I know that the CDF of a continuous uniform (over $[a,b]$) random variable is:
\begin{align} CDF_X(t) = \begin{cases} 0 &\text{if } t < a \\ \frac{t - a}{b - a} &\text{if } a \leq t < b \\ 1 &\text{if } t \geq b \end{cases} \end{align}
To get this result, is it ok to evaluate the 3 integrals below?

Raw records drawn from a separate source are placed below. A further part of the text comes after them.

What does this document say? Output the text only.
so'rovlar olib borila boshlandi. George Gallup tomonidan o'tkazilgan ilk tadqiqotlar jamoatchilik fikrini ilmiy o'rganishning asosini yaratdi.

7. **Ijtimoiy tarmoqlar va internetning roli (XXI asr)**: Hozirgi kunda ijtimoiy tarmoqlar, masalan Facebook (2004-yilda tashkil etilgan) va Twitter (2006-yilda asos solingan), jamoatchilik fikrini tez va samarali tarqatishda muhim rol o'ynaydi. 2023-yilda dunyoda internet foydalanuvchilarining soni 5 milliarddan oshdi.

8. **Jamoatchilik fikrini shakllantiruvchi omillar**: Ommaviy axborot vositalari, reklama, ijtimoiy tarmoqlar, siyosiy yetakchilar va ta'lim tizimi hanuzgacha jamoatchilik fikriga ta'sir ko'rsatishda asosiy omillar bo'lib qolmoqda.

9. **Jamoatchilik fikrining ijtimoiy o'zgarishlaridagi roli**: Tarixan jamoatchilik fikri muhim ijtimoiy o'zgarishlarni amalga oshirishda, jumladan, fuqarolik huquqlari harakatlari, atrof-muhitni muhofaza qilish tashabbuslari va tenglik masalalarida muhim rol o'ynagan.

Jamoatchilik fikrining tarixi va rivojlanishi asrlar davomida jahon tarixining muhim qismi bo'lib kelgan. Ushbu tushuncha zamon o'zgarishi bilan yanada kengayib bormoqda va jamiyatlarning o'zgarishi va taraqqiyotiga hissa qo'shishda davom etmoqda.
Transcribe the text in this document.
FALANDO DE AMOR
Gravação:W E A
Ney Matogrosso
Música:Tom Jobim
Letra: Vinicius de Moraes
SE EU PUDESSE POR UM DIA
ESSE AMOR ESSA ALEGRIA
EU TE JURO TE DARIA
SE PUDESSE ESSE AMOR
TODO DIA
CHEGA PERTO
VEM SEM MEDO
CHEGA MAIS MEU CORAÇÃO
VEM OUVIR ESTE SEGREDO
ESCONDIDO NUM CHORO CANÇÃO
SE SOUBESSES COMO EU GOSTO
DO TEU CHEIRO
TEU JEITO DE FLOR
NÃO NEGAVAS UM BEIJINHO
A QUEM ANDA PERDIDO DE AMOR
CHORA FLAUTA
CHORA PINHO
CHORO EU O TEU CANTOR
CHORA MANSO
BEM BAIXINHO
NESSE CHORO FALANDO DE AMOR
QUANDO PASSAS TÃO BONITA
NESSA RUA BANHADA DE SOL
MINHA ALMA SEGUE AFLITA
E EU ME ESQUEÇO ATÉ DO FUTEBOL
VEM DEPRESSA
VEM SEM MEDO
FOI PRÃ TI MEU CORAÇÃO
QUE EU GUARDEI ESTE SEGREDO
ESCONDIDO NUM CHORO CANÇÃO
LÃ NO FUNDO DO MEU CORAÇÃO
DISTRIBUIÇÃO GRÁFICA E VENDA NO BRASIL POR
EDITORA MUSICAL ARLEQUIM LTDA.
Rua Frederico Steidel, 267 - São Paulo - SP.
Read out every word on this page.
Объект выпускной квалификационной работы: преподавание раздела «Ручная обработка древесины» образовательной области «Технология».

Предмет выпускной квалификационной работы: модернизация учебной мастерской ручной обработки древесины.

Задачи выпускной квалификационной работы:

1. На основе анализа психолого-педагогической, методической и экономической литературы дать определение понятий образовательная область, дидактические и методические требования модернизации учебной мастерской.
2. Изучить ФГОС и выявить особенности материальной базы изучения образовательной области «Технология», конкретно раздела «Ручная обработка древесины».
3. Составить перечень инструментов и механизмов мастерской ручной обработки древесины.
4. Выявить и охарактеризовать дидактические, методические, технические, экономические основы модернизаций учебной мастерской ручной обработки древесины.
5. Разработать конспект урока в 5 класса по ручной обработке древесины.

\begin{align} CDF_X(t) = \begin{cases} \displaystyle{\int \limits_{- \infty}^{t \leq a}} 0 \, dt = 0 \\ \displaystyle{\int \limits_{- \infty}^{t \leq b}} f(t) \, dt = \displaystyle{\int \limits_{- \infty}^{t \leq a}} 0 \, dt + \displaystyle{\int \limits_{a}^{t \leq b}} \frac{1}{b - a} \, dt = \frac{t - a}{b - a} \\ \displaystyle{\int \limits_{- \infty}^{t \leq + \infty}} f(t) \, dt = \displaystyle{\int \limits_{- \infty}^{t \leq a}} 0 \, dt + \displaystyle{\int \limits_{a}^{b}} \frac{1}{b - a} \, dt + \displaystyle{\int \limits_{b}^{t \leq + \infty}} 0 \, dt = 1 \end{cases} \end{align}